Here is Chapter 7:Mobalizing the Hordes, where their ability to get out into the field is discussed. It's a real study, in which the Keystone Cops are professional in comparrison.

Here is Chapter 8(my favorite chapter, since I was an armored officer) Tanks and other Armor, in which the quality of Soviet armor is examined, along with it's ability to get the job done.

these chapters are quite long, but well worth the time spent acclimating ones'self with the Soviet military. Some, in it's defense, will cry that that was a long time ago, and that the Russian militray is improved. That will not be true, because basic systems are extremely hard to change, and there has not been any serious critique on the substantial improvements in Russian principles and serious military reform. It is just not there. Just a look at how Russian military handled Chechnyan hostage situation, And method of attack on Grozny exposes Russian military doctrine. It has not changed from Soviet times.

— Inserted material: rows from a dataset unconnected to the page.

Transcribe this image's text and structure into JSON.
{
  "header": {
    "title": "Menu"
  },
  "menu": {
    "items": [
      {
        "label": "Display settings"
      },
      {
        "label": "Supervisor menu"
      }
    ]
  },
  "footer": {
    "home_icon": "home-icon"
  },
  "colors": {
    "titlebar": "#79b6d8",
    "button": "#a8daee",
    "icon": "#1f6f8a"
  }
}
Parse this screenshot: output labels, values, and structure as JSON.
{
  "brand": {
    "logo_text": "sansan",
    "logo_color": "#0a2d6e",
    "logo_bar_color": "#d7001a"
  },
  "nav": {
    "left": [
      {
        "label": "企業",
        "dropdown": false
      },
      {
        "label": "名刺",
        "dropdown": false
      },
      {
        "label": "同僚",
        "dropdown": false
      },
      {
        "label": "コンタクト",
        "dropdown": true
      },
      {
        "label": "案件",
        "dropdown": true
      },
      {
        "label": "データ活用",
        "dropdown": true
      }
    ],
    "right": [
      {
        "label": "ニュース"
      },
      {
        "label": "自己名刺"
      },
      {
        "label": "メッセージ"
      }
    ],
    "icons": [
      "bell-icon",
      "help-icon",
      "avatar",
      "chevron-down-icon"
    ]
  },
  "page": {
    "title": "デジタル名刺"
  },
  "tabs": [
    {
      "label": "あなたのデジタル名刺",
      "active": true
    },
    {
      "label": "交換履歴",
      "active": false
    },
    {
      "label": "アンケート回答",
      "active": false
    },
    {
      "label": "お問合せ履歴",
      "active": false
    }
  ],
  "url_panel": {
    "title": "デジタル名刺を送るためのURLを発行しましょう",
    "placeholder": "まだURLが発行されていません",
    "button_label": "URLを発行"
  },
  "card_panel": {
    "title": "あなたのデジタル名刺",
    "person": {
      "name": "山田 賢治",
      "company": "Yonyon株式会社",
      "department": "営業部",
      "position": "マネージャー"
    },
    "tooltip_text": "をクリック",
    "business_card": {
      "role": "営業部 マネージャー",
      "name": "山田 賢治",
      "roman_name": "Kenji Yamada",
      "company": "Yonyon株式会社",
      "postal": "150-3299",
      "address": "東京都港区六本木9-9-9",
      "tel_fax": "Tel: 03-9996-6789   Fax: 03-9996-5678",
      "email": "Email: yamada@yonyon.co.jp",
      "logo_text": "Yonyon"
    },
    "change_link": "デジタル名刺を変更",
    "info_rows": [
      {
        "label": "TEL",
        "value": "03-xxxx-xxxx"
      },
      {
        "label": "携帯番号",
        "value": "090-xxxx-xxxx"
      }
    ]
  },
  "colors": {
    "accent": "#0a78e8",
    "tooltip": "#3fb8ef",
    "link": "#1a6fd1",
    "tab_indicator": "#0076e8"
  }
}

Quiz, is this a picture from WWII, or from the war in Chechnya?

[Image: grozny.jpg]

[Image: grozny1.jpg]

the point I am trying to make is this. If anyone thinks that the equipment being sent to Iran is really "state of the art", then they are not viewing it in it's global context. Russian militray equipment, while being adequate, is difficult to acheive that success. Several things necessitate this. Personnel must be highly trained, expect breakdowns, and allow for loose tollerances. And lastly, allow for things in large quantity. Where the US relies on highly accurate, limited numbers, Russians depend of limited accuracy and high numbers.
I have read several books by Bing West, a former Marine who went a-huntin with the Marines on their road to BAghdad; he spoke of SEVERAL instances where Russian tanks or anti-armor guns were emplaced and barricaded, but were left empty. they could have done some serious damage to our military had the people just stayed in their positions, but they did not. Hussein's strategy was to draw out the combat till the UN would step in and demand a cease-fire, yet his people deserted.

you can buy the most sophisticated system in the world, but when B-2s are flying over head dropping 2,000lb bombs and the roar of 5 miles worth of Marine convoys shatters the ear drums, if there is not a dedicated crew serving that weapon, all you have is a 10 ton paperweight...
John, judging by the street lights, im going to go with Chechnya...[/img]
Now, for the direction where China is going, check Stratfor today.

Of course, their new toy is not for export, but this is where massive research $ are going to.